En Belgique, la chasse à l'homme continue et l'extrême droite sort du bois
À la Pentecôte, trois jours de suite, une bonne centaine de personnes ont marché sous la pluie pour dire leur soutien au caporal Jürgen Conings. Un fugitif vu par les manifestants comme un nouveau Rambo, un “combattant de la liberté”, voire un héros. Les rassemblements se sont tenus en bordure de la gigantesque forêt de 12 000 hectares près des Pays-Bas, où la traque se poursuit depuis le 18 mai. "Tous comme un seul homme aux côtés de Jürgen" : ce slogan sur une pancarte brandie dans le défilé est aussi le nom d'un groupe Facebook qui en quelques jours a rassemblé 45 000 membres. Le réseau social l'a fermé hier.
Ce soutien massif inquiète les autorités. "Soutenir cet homme, c'est soutenir un homme qui menace de blesser et de tuer des innocents", a affirmé la ministre de la défense Ludivine Dedonder lors d'une conférence de presse au siège de l'état-major de la Défense belge. Parce que Jürgen Conings est fiché pour sa proximité avec l'extrême droite ; parce qu'il a déjà été sanctionné par l'armée pour avoir tenu des propos racistes ; parce que cet ancien tireur d'élite qui a fait le Kovoso, l'Irak et l'Afghanistan s'est enfui avec des lance-roquettes volées à sa caserne; parce qu'il est soupçonné de vouloir projeter un attentat contre un virologue et des représentants de l'État.
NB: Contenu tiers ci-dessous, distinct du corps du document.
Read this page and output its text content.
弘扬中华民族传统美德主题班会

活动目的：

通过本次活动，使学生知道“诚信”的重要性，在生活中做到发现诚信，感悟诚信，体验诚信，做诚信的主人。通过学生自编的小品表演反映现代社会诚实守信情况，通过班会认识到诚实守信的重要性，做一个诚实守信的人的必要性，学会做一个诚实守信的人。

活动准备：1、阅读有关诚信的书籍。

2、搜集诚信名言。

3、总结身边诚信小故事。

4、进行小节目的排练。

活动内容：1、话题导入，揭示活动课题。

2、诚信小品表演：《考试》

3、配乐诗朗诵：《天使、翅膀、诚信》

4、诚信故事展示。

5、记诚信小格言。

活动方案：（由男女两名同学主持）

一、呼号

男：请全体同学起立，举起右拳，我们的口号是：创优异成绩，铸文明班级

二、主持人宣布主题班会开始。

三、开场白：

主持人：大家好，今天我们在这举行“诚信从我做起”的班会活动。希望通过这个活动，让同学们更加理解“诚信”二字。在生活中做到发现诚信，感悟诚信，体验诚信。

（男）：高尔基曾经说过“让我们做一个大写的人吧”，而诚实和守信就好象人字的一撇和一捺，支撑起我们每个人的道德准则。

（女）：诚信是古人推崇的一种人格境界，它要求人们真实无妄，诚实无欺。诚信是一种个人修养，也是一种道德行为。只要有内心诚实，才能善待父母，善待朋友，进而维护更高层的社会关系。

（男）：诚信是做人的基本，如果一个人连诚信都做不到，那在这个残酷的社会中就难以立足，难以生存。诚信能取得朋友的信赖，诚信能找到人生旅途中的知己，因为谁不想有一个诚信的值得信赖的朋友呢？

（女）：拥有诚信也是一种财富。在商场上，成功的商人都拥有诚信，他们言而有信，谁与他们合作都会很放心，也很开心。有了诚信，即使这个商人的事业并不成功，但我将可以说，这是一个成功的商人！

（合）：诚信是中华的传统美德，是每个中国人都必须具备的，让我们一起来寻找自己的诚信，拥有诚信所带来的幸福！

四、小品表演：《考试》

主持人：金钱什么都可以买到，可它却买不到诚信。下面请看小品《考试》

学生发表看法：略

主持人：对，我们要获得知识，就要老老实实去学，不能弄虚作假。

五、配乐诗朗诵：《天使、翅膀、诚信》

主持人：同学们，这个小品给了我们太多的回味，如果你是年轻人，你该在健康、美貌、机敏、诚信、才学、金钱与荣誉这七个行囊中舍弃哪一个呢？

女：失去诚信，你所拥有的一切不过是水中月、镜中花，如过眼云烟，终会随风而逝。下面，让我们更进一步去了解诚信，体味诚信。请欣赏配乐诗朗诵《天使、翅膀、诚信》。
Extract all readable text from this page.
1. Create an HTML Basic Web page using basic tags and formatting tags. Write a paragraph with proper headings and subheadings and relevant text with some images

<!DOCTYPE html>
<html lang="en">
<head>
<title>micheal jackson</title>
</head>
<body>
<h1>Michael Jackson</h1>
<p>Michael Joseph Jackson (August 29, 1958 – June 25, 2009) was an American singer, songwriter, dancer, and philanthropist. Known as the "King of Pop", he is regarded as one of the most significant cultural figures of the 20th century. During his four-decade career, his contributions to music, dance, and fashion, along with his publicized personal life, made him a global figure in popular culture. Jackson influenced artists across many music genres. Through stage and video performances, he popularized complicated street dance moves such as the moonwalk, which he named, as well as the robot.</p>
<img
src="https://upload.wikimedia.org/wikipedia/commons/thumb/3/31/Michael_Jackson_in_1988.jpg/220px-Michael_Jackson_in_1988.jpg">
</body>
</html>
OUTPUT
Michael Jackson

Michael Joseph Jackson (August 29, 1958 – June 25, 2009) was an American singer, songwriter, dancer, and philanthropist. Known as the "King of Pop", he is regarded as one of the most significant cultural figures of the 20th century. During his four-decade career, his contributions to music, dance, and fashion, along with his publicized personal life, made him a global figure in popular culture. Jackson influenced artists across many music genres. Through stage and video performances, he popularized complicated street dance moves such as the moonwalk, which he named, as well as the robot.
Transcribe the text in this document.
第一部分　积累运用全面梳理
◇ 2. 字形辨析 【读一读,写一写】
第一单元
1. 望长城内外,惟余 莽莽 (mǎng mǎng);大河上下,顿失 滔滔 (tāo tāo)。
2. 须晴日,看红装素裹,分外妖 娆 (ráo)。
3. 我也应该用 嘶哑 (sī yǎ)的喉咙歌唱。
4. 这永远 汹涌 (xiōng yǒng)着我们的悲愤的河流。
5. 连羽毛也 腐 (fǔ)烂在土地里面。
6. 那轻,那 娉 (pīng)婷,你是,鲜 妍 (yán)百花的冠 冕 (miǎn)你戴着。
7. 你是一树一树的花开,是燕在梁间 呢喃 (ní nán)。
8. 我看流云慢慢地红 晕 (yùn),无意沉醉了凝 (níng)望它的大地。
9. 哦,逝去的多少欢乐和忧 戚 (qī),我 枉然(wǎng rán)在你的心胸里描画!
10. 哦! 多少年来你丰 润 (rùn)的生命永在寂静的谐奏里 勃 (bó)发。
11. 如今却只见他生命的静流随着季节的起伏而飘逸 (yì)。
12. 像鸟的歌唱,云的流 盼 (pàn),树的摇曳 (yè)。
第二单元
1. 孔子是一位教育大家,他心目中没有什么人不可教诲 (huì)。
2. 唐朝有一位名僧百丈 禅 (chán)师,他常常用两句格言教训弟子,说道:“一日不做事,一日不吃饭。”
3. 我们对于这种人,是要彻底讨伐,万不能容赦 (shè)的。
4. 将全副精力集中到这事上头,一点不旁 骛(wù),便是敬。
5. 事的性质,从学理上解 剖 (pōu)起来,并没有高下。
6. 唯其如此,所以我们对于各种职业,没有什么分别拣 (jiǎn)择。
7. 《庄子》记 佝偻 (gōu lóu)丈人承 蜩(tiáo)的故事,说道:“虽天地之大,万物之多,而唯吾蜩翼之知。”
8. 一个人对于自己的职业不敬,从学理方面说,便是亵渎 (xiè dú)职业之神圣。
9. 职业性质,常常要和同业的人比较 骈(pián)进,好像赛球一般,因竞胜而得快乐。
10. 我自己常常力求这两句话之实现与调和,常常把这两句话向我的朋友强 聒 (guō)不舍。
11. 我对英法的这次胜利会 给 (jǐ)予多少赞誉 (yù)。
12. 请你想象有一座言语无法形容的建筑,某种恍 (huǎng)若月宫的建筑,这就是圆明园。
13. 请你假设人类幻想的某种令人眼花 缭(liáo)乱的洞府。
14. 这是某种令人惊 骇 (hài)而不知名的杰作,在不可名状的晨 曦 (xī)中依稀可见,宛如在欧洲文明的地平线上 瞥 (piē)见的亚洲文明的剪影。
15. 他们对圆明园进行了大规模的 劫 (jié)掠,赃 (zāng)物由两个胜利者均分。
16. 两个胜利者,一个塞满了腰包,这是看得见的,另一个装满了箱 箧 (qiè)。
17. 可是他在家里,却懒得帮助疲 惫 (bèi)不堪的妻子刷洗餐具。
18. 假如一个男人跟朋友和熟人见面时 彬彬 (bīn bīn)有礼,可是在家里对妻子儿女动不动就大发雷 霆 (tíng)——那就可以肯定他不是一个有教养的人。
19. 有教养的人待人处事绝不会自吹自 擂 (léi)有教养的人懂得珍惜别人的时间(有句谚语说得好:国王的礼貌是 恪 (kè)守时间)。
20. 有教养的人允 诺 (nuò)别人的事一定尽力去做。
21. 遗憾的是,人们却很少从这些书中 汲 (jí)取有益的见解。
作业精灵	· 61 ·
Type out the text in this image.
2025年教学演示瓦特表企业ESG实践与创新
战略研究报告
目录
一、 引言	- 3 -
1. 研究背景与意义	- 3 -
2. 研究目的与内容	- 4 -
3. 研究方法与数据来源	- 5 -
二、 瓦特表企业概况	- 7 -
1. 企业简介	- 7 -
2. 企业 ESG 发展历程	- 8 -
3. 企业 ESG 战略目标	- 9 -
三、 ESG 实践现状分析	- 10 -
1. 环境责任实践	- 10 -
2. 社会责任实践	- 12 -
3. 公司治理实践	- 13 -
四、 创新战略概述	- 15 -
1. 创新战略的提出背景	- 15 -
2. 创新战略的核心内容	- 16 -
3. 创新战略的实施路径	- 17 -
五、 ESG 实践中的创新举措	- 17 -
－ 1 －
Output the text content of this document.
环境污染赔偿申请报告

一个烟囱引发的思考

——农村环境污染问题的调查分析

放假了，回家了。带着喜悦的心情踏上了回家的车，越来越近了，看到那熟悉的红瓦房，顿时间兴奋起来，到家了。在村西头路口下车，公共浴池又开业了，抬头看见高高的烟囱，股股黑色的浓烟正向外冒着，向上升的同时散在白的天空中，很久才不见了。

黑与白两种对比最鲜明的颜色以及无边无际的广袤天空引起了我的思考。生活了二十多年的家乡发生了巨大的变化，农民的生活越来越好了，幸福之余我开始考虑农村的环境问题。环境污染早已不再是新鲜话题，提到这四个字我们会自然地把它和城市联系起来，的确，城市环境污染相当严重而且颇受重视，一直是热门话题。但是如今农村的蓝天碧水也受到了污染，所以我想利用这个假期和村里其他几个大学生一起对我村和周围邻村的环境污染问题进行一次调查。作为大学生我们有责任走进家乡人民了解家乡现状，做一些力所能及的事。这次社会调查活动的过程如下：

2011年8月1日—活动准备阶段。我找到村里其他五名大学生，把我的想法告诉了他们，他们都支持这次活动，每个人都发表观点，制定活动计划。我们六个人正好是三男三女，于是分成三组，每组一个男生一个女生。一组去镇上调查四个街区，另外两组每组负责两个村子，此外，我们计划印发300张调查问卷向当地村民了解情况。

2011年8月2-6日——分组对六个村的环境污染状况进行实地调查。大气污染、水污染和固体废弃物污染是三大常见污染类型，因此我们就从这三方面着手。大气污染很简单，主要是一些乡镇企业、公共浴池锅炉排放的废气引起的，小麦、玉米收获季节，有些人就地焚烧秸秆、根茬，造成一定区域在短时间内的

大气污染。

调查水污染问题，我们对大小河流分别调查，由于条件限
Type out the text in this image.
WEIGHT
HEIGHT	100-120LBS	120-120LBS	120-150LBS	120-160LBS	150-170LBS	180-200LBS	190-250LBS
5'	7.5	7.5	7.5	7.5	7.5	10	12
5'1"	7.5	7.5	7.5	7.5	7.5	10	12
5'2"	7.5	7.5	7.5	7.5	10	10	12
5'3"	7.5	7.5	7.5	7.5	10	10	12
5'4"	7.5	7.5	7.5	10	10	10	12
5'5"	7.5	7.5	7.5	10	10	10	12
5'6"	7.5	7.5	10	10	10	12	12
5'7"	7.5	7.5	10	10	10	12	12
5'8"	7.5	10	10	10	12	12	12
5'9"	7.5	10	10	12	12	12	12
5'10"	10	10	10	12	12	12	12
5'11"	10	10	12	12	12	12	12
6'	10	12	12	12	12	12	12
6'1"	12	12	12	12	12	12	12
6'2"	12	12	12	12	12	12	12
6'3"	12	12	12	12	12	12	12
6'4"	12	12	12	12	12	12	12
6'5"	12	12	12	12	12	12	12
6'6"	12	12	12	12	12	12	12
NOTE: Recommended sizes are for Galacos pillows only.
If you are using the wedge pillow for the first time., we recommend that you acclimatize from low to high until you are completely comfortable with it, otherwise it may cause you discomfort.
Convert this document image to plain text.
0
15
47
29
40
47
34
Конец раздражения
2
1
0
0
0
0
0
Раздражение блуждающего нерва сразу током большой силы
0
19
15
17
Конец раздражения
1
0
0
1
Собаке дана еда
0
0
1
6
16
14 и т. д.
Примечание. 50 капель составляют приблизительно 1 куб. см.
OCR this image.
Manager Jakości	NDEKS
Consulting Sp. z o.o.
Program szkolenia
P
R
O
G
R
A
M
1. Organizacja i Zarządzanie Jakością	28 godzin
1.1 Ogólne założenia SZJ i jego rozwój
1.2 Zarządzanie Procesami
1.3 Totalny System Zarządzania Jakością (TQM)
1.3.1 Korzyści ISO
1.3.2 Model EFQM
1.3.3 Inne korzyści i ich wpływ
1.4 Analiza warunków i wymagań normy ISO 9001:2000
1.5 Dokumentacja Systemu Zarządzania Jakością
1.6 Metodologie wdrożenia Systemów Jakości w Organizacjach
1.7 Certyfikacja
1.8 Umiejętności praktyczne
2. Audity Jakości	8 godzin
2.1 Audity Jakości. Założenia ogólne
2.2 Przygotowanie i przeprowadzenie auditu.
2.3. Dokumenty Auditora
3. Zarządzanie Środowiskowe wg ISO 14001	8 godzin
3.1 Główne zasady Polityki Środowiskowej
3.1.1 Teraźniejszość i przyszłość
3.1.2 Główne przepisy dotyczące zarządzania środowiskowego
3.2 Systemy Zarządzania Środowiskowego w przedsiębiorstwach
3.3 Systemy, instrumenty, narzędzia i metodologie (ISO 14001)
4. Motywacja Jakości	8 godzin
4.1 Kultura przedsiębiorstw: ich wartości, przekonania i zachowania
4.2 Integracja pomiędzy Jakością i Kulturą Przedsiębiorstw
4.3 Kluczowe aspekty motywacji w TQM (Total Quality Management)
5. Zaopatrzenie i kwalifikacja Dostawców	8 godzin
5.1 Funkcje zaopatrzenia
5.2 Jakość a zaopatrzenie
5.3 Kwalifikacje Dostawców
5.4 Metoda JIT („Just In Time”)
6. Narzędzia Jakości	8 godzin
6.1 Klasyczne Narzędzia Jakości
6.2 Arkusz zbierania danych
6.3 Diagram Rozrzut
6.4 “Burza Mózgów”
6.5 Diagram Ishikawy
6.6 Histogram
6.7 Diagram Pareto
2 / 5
Les autorités dénoncent aussi le fait que des militaires – ou anciens militaires – affichent ouvertement leur sympathie pour Conings tout en propageant l'idée que la faiblesse des politiques mène le pays dans le mur et que seule l'armée peut prendre les choses en main. Un discours qui émerge ailleurs, y compris en France.
L'extrême droite sort du bois
Ce fait-divers qui met la Belgique en émoi a surtout braqué les projecteurs sur les mouvements d'extrême droite dans la partie néerlandophone du pays. Dans les Flandres, les groupes d’extrême droite ne se retrouvent plus uniquement sur d’obscurs forums pour parler "grand remplacement", ils se rassemblent dans l'espace public.
Une confiance et une visibilité qu'ils doivent en grande partie au Vlaams Belang, un parti nationaliste qui s'est largement imposé aux élections générales il y a deux ans et qui ne cesse de gagner en popularité, en surfant sur la frustration liée à la crise sanitaire. Un électeur flamand sur deux est prêt aujourd'hui à voter pour lui.
Le Vlaams Belang est le seul parti à avoir gardé le silence sur l'affaire Conings. Mais il peut se frotter les mains : chaque jour le nom du fugitif en liberté s'étale à la une des médias belges. Chaque jour, les dirigeants actuels perdent un peu plus de crébilité.